O que significa para o Brasil que um dos seus maiores sucessos audiovisuais seja a
romantização, com boa trilha sonora e fotografia caprichada , da falência do Estado
sobre um povo majoritariamente negro e favelado? Que lugar esse filme ocupa na nossa
memória coletiva? Que tipo de humanidade ele permite que a gente enxergue nas
personagens negras que retrata?
Mais que isso: quem se beneficiou com esse sucesso? Muitos dos atores negros,
retirados diretamente das favelas para dar realismo à obra, voltaram ao anonimato, à
precariedade, à mesma marginalização que o filme denuncia. O Brasil que aplaudiu o
filme não garantiu sequer oportunidades reais para os jovens negros que o interpretaram
com tanta verdade. Isso também é racismo estrutural.
Cidade de Deus é brilhante, sim. Mas sua consagração internacional também revela uma
lógica perversa: a sociedade brasileira só parece interessada em escutar vozes negras
quando elas falam de dor. Quando o negro chora, morre ou mata — a câmera liga.
Quando ele sonha, lidera, constrói ou transforma — o enquadramento desaparece.
É preciso perguntar: e se Cidade de Deus fosse sobre crianças negras que escrevem,
inventam, aprendem, dançam, curam, governam, cuidam umas das outras?
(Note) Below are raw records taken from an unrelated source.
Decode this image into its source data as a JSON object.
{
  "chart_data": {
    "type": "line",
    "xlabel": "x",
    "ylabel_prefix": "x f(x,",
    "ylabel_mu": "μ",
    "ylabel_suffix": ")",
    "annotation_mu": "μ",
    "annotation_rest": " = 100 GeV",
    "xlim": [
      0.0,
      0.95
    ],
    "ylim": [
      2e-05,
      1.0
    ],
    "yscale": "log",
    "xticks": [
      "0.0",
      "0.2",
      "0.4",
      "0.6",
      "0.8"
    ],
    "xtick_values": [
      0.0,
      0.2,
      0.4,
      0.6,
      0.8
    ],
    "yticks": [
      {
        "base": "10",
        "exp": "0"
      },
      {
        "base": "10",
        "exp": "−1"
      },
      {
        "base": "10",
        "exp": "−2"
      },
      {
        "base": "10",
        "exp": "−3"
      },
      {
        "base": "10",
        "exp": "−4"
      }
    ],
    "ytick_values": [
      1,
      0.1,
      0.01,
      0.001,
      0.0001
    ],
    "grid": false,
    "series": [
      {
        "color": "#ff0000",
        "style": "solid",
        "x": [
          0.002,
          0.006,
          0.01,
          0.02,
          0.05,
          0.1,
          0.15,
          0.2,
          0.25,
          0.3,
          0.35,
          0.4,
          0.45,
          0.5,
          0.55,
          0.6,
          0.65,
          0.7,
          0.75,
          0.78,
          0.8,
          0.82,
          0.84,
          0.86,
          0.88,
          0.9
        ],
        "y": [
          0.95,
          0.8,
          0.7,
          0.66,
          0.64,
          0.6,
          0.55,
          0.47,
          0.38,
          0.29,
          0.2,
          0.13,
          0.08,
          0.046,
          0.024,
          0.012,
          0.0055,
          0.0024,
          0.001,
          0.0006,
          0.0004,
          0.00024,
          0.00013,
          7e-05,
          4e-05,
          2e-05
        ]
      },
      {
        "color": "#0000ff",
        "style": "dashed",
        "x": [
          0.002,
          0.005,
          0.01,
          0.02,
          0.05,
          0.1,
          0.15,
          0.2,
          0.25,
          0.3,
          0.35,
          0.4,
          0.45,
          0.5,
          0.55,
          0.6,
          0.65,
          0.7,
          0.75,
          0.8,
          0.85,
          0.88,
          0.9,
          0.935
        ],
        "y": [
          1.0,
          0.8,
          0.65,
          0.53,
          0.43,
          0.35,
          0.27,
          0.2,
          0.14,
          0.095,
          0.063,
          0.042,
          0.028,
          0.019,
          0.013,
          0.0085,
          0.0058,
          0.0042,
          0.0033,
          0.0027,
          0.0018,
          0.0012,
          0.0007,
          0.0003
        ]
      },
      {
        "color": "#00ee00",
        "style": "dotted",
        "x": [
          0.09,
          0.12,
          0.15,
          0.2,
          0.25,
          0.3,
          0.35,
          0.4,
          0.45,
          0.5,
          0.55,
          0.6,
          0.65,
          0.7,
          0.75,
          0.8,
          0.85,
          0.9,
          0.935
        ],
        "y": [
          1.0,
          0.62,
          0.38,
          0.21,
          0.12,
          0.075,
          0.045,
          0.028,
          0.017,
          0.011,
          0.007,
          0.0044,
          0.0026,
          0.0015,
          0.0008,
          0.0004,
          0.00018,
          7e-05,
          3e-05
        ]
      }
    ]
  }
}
Será que
teria sido aclamado do mesmo jeito?
Precisamos tensionar essa narrativa.
Porque não basta aplaudir o talento do filme, se não nos indignarmos com o projeto de
país que ele revela — e que ainda se mantém: um país que filma meninos negros com
armas, mas nega a eles livros, filmes, verbas, visibilidade e existência plena.
Celebrar Cidade de Deus é, sim, reconhecer a potência do cinema brasileiro. Mas é
também oportunidade para denunciar que ainda são os corpos negros os que mais
sangram para sustentar a estética do nosso cinema. Está na hora de esses corpos também
contarem suas próprias histórias — não só com dor, mas com dignidade, afeto e futuro.